Papa Francisco canoniza primeiros santos de seu pontificado e fala indiretamente sobre o aborto PDF Imprimir E-mail
Milhares de pessoas participaram na praça de São Pedro, no Vaticano, da missa presidida pelo papa Francisco para a proclamação de novos santos, os primeiros canonizados no seu pontificado.

Um grupo de mártires italianos e duas religiosas latino-americanas são os primeiros santos deste pontificado e o reconhecimento oficial da sua santidade foi anunciado por Bento 16 em fevereiro de 2012, de acordo com informações do serviço de notícias do Vaticano.

Entre os novos santos está a colombiana Laura de Santa Catarina de Sena (1874-1949), a primeira católica do país a ser canonizada. Madre Laura Montoya fundou a Congregação das Irmãs Missionárias da Beata Virgem Maria Imaculada e de Santa Catarina de Sena, uma congregação atualmente presente em 21 países da África, Europa (Espanha e Itália) e, sobretudo, América Latina.
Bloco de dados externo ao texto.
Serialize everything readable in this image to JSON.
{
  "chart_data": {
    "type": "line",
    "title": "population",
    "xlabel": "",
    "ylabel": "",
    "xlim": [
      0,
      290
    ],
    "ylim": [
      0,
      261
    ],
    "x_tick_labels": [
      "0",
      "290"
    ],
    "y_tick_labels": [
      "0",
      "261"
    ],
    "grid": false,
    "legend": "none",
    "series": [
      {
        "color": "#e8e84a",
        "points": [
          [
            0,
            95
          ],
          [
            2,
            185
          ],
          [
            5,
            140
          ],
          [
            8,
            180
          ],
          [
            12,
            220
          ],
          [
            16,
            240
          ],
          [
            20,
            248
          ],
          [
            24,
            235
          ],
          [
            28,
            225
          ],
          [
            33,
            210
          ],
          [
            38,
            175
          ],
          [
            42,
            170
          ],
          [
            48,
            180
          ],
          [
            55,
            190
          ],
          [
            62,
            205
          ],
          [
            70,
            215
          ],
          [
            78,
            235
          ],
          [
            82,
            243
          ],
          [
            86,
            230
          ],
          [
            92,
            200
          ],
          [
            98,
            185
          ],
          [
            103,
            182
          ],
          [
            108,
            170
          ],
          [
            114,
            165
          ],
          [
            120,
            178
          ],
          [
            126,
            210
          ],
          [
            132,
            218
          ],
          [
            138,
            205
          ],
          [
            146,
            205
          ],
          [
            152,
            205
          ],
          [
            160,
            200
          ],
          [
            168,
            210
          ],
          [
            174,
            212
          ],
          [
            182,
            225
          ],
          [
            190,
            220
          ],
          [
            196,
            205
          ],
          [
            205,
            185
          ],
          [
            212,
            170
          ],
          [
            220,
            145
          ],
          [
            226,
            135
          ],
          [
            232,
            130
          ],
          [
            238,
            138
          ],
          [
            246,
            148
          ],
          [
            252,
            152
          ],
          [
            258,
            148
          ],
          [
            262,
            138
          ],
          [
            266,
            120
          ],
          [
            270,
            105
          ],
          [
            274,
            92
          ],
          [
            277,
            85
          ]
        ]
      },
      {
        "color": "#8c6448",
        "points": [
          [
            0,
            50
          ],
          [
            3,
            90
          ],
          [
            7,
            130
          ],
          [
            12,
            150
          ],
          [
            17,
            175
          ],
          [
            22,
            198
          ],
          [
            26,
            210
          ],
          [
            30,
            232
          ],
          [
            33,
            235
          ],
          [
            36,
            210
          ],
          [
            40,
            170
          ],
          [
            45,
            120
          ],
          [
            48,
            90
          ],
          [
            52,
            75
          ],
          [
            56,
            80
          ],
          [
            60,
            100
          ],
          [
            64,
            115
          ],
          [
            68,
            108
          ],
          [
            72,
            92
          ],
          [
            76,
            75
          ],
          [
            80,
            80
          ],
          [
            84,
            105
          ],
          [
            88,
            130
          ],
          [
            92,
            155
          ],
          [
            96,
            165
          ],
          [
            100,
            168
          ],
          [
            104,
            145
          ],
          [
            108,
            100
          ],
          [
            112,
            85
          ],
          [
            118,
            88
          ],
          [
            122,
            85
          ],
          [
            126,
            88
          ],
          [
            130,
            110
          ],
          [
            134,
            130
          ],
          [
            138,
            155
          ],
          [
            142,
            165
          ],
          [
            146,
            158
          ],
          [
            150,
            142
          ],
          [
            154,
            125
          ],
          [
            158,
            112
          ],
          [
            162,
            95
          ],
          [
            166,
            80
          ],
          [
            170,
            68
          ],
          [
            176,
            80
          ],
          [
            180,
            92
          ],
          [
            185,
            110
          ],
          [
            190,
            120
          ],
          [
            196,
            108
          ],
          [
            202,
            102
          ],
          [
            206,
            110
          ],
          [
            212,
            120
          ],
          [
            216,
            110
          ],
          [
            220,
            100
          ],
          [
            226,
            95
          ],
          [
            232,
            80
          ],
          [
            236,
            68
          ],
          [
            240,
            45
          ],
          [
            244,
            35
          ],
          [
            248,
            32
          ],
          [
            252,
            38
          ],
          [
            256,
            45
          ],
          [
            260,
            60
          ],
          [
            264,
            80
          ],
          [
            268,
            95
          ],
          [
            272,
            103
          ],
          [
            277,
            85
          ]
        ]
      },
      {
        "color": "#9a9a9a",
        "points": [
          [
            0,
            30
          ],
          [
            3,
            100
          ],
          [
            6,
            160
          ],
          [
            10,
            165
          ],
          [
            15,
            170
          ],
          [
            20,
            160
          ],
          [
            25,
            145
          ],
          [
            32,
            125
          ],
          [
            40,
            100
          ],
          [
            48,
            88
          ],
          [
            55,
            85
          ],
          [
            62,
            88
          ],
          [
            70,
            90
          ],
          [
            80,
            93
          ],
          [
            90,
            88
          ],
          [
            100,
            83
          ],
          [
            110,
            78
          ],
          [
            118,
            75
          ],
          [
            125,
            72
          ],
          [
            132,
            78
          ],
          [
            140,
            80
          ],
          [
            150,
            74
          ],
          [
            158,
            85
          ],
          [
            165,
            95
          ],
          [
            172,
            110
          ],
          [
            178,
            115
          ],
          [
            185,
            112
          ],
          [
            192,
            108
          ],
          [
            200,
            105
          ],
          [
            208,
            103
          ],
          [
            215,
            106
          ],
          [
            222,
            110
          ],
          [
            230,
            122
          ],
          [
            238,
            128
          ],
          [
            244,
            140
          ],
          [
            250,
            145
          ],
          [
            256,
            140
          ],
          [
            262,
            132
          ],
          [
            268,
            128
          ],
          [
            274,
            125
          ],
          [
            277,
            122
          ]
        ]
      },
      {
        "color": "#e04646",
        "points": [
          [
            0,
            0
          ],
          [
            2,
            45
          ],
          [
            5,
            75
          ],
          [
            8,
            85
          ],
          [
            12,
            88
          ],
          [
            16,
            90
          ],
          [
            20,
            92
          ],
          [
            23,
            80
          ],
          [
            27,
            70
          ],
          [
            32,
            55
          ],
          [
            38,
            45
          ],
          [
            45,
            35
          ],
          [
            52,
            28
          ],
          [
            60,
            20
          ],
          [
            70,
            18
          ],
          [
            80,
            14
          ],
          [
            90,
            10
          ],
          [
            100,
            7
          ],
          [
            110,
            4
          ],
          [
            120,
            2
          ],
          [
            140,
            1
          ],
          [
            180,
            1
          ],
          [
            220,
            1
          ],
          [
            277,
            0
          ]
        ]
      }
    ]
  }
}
A outra nova santa é a mexicana Maria Guadalupe García Zavala (1878-1963), que participou na criação da Congregação das Servas de Santa Margarida Maria e dos Pobres.

Além das latino-americanas, foram também canonizados hoje o italiano Antonio Primaldo, juntamente com cerca de 800 companheiros, assassinados "por ódio à fé" a 13 de agosto de 1480, na cidade de Otranto, durante uma invasão levada a cabo por tropas otomanas (turcas). Todos foram decapitados nos arredores da cidade do sul da Itália por se terem recusado a renegar à própria fé.

"Conservemos a fé que recebemos e que é o nosso verdadeiro tesouro, renovemos a nossa fidelidade ao Senhor, mesmo no meio dos obstáculos e das incompreensões; Deus nunca nos fará faltar força e serenidade", disse o papa.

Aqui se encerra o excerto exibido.